O que hoje chamaríamos de opinião pública, agora coloca na praça – como já nos tempos arcaicos de Aristófanes, que trouxe o filósofo Sócrates ao palco em uma cesta suspensa no ar – diatribes e contrastes sobre as fórmulas da fé, como nos atestam Eusébio em sua Vida de Constantino, e Sócrates e Teodoreto.
Absit iniuria verbis: mesmo a formulação simultânea de duas ondas recentes de dubia, por parte de alguns cardeais da época contemporânea, até faz sorrir, se comparada com aquelas controvérsias da antiguidade tardia, muitas vezes amargas e, em alguns casos, até violentas, que ocorreram tanto fora quanto dentro das salas dos sínodos locais e até mesmo na primeira sala do concílio ecumênico de Niceia, na Bitínia. [9]
O primeiro dubium dos cardeais, apresentado ao papa em outubro de 2023, como será lembrado, colocou no centro a correção do procedimento de reinterpretação histórica das verdades da Revelação Divina.
Se comparada às narrativas de controvérsias, não apenas episcopais, mas também políticas e imperiais, sobre as posições expressas primeiro por Ário e depois, seguindo-o, por seus seguidores, o dúbio de hoje, abordado do ponto de vista da historiografia científica, parece ser uma questão restrita a poucas pessoas, que se autoconfiguram com o papel de defensores da direita doutrina, para provocar o bispo de Roma a tomar uma posição sobre o ponto polêmico ou gerador de dúvidas.
As advertências historiográficas de hoje poderiam recordar-nos que, enquanto se formulam dúvidas sobre o modo correto de dizer a fé, entretanto corre-se o risco de saber que o rei está nu.
Metáforas à parte, ao mesmo tempo em que pedem esclarecimentos sobre formulações duvidosas da doutrina a ser acreditada, a indiferença religiosa e até a incredulidade caracterizam todo o Ocidente cristão, na verdade o próprio norte do mundo.
Não é por acaso que, pelo menos a partir de João Paulo II, chegamos ao ponto de falar de uma nova evangelização: isto é, quase uma nova semeadura do Evangelho cristão em uma terra que se tornou, se não deserta, pelo menos árida, que espera, como insiste o Papa Francisco, a missão de uma Igreja em saída.
O conto de fadas de Hans Christian Andersen – “A Roupa Nova do Imperador” – falava de um imperador superficial e vaidoso, muito atento à sua aparência externa, especialmente às suas roupas, que dá crédito a dois, que lhe garantem ser capaz de produzir um tecido muito precioso e maravilhoso, com o mérito de ser invisível para os ignorantes.

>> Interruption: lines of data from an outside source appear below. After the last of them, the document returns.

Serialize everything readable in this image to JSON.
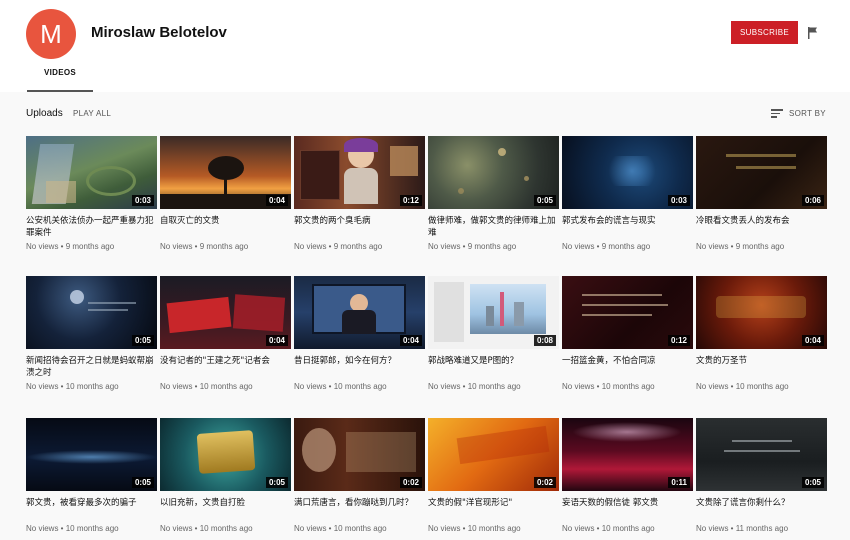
{
  "channel": {
    "avatar_letter": "M",
    "name": "Miroslaw Belotelov",
    "subscribe_label": "SUBSCRIBE"
  },
  "tabs": {
    "videos": "VIDEOS"
  },
  "uploads": {
    "heading": "Uploads",
    "play_all": "PLAY ALL",
    "sort_by": "SORT BY"
  },
  "colors": {
    "subscribe": "#cc1f26",
    "avatar": "#e8553e"
  },
  "videos": [
    {
      "title": "公安机关依法侦办一起严重暴力犯罪案件",
      "duration": "0:03",
      "meta": "No views • 9 months ago",
      "thumb": "thumb-city-aerial"
    },
    {
      "title": "自取灭亡的文贵",
      "duration": "0:04",
      "meta": "No views • 9 months ago",
      "thumb": "thumb-sunset-tree"
    },
    {
      "title": "郭文贵的两个臭毛病",
      "duration": "0:12",
      "meta": "No views • 9 months ago",
      "thumb": "thumb-cartoon-news"
    },
    {
      "title": "做律师难，做郭文贵的律师难上加难",
      "duration": "0:05",
      "meta": "No views • 9 months ago",
      "thumb": "thumb-bokeh"
    },
    {
      "title": "郭式发布会的谎言与现实",
      "duration": "0:03",
      "meta": "No views • 9 months ago",
      "thumb": "thumb-blue-particles"
    },
    {
      "title": "冷眼看文贵丢人的发布会",
      "duration": "0:06",
      "meta": "No views • 9 months ago",
      "thumb": "thumb-dark-text"
    },
    {
      "title": "新闻招待会召开之日就是蚂蚁帮崩溃之时",
      "duration": "0:05",
      "meta": "No views • 10 months ago",
      "thumb": "thumb-night-text"
    },
    {
      "title": "没有记者的\"王建之死\"记者会",
      "duration": "0:04",
      "meta": "No views • 10 months ago",
      "thumb": "thumb-red-title"
    },
    {
      "title": "昔日挺郭郎，如今在何方？",
      "duration": "0:04",
      "meta": "No views • 10 months ago",
      "thumb": "thumb-speaker"
    },
    {
      "title": "郭战略难道又是P图的？",
      "duration": "0:08",
      "meta": "No views • 10 months ago",
      "thumb": "thumb-skyline"
    },
    {
      "title": "一招篮金黄，不怕合同凉",
      "duration": "0:12",
      "meta": "No views • 10 months ago",
      "thumb": "thumb-red-text"
    },
    {
      "title": "文贵的万圣节",
      "duration": "0:04",
      "meta": "No views • 10 months ago",
      "thumb": "thumb-fire-title"
    },
    {
      "title": "郭文贵，被看穿最多次的骗子",
      "duration": "0:05",
      "meta": "No views • 10 months ago",
      "thumb": "thumb-blue-wave"
    },
    {
      "title": "以旧充新，文贵自打脸",
      "duration": "0:05",
      "meta": "No views • 10 months ago",
      "thumb": "thumb-gold-plaque"
    },
    {
      "title": "满口荒唐言，看你蹦哒到几时？",
      "duration": "0:02",
      "meta": "No views • 10 months ago",
      "thumb": "thumb-face-title"
    },
    {
      "title": "文贵的假\"洋官现形记\"",
      "duration": "0:02",
      "meta": "No views • 10 months ago",
      "thumb": "thumb-orange-title"
    },
    {
      "title": "妄语天数的假信徒 郭文贵",
      "duration": "0:11",
      "meta": "No views • 10 months ago",
      "thumb": "thumb-stage-lights"
    },
    {
      "title": "文贵除了谎言你剩什么？",
      "duration": "0:05",
      "meta": "No views • 11 months ago",
      "thumb": "thumb-grey-text"
    }
  ]
}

Somente os dignitários, por dever de profissão, se entregam a elogios exagerados do precioso pano invisível usado pelo soberano, até que a voz inocente de uma criança grita: “O rei está nu!”.
Só que a “vestimenta” da fé acreditada – isto é, as formulações doutrinárias dela, como a confessada no símbolo da fé elaborado em Niceia – não é a fraude de um, que a inocência de uma criança desmascarará amanhã. De fato, um desafio maior está em jogo: isto é, se alguém deve / pode reinterpretar, e em que termos, a formulação linguística da verdade revelada; ou mesmo se as reformulações periódicas – que convergiram nas várias redações do Creio eu, ou do Creio (como foi dito no primeiro concílio ecumênico de Constantinopla em 381) – deveriam ocorrer com base nas mudanças das culturas e das concepções antropológicas.
Não é por acaso que a escolha de Niceia I – de introduzir um termo ontológico e antropológico na fórmula da fé (literalmente: “o Filho é da ousìa do Pai”) – não pretendia nada mais do que descrever, em termos técnicos gregos, as relações que, na Trindade, existem entre Pai e Filho, assim como entre Filho e Pai.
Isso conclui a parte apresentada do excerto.